Delicious Instant Rava Idli Recipe
This Idli recipe is for those who want to make instant idlis or are short on time. These are equally delicious, but idli rava or suji flour is used instead of rice and urad. Let’s get started!
- 1 cup idli rava or suji flour
- ¼ cup curd
- Salt to taste
- ¾ tsp fruit salt
- ⅔ to ¾ cup water to make a thick flowing batter
- To make the idli batter, combine the Idli Rava flour, water, and sour curd in a large mixing bowl.
- Make a smooth, lump-free batter using a wire whisk.
- Stir in 1/2 teaspoon fruit salt (you can also use eno powder or baking soda) and thoroughly combine.
- Pour it into a greased idli pan, and steam for 10 to 12 minutes.
- Serve the steaming idlis with your favorite chutney and sambar.
Left with some batter? We have some amazing recipes lined up.
Recipes with Idli batter
These recipes are especially for those who always end up with extra idli batter. However, these dishes will be so delicious that you will end up making the batter just for them.
- 1 cup leftover idli batter
- 1/4 cup onion, finely chopped
- 1/4 cup green bell pepper, finely chopped
- 1/4 cup carrot, finely chopped
- 1 tomato, finely chopped
- 2 green chillies, finely chopped
- 2 tablespoons coriander leaves, finely chopped
- Oil for greasing
- Combine the idli batter in a mixing bowl. Add water to achieve the desired consistency.
- Heat a nonstick pan and grease it with olive oil.
- Place the batter in a circular motion onto the hot pan. Make it as thin as you can.
- On the surface, small holes will appear; add the chopped vegetables.
- Drizzle some oil around the dish’s edges and in the center.
- Turn down the heat. Cook, covered, for a few seconds on medium heat.
- By this point, the vegetables would have been cooked. Gently press it with the back of a spatula.
- Cook the uttapam on the other side for 2 – 3 minutes over medium heat.
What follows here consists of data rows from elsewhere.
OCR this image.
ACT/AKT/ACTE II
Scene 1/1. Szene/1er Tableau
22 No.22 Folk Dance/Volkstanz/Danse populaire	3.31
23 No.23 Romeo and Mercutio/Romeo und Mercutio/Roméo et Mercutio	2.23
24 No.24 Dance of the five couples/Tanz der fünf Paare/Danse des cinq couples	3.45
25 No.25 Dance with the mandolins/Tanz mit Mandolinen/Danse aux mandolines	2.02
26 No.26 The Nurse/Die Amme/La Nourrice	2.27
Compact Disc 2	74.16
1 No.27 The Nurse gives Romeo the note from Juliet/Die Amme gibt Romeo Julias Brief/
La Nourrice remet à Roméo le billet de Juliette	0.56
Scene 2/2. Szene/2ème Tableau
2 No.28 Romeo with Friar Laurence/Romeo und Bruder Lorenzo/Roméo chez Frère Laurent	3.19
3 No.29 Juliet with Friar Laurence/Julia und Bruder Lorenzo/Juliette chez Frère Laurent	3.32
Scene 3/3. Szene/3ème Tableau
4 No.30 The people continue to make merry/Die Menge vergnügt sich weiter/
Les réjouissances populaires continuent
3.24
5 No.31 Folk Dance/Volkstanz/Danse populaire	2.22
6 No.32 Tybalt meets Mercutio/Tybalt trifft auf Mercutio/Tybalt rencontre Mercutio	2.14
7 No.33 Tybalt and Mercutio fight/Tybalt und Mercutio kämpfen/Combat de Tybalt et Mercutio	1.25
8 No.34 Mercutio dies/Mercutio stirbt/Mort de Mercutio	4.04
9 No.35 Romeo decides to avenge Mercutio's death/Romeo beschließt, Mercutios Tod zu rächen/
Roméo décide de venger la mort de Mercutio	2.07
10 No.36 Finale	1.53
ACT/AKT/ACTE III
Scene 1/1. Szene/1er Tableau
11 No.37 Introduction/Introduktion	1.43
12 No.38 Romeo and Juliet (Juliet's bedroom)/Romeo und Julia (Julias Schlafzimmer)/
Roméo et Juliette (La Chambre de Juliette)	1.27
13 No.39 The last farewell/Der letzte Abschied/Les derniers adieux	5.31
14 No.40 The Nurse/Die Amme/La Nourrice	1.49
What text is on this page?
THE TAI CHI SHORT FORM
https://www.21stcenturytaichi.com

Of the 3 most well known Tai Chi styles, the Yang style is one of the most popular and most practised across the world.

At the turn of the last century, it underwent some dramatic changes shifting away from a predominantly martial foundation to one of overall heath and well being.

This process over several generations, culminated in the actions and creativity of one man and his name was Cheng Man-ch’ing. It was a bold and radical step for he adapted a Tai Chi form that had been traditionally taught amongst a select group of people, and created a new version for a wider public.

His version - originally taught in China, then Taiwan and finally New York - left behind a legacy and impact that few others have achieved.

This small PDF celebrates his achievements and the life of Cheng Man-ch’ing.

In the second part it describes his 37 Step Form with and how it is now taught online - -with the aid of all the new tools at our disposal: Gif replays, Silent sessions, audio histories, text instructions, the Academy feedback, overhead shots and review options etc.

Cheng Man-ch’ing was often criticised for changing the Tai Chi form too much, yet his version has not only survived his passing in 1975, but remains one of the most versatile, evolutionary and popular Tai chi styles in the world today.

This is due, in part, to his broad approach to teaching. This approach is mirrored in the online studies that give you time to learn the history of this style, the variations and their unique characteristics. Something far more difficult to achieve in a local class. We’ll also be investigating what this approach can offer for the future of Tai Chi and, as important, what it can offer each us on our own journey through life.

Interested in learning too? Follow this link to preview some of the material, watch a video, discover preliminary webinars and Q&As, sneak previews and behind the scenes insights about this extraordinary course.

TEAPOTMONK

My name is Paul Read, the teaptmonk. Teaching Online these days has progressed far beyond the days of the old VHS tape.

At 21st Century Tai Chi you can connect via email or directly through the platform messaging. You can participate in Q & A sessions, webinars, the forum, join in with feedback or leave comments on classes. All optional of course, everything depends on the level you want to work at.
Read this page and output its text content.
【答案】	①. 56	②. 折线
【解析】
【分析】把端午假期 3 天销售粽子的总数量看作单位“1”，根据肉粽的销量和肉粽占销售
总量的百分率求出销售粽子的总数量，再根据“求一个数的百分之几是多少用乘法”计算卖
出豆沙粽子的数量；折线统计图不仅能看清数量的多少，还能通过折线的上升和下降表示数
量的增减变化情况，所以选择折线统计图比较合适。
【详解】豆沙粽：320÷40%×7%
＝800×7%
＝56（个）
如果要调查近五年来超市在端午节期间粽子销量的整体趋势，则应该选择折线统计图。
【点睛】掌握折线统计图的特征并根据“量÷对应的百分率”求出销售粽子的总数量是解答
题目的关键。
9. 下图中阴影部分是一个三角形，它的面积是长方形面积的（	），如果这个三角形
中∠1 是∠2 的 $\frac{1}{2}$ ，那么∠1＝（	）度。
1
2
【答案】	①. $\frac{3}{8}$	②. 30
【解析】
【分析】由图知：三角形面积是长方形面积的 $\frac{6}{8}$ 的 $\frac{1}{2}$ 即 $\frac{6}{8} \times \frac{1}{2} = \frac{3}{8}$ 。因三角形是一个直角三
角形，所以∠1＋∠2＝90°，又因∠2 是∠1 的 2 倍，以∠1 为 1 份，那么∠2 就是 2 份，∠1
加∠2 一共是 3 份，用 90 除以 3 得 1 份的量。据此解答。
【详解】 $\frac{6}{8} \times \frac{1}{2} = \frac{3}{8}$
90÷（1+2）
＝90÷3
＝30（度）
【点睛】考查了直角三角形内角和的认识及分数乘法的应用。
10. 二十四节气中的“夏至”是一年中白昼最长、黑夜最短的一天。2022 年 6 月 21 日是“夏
- Place the uttapam on a plate to serve.
- Enjoy it with sambar and chutney!
- 2 cups leftover idli batter
- 1 tbsp onion, finely chopped
- 1-inch ginger, finely chopped
- 1 tsp jeera
- 1 tomato, finely chopped
- 1 green chili, finely chopped
- 2 tablespoons coriander Leaves, finely chopped
- Oil for deep frying
- ½ tsp salt
- To begin, put leftover idli batter in a large mixing bowl.
- Add onion, ginger, green chili, coriander, cumin seeds, and salt to the bowl.
- Mix thoroughly to ensure that everything is well combined.
- If a thick batter is desired, add more rice or rava flour.
- Now, wet your hand and begin making lemon-sized balls.
- Drop them into the hot oil one at a time.
- Maintain a low to medium flame and stir occasionally.
- Also, fry the punugulu until golden brown.
- Drain the punugulu onto a kitchen towel to absorb any excess oil.
- Finally, drizzle punugulu with coconut chutney or tomato sauce and serve.
Rava Idli or Rice Idli?
It would be unfair to pick one as the best. While rava idli is simpler to make and better for people with diabetes, rice idli is much easier to digest. However, you can choose one fairly based on your taste and health preferences. Whether made from rava or rice, our love for idli is never-ending.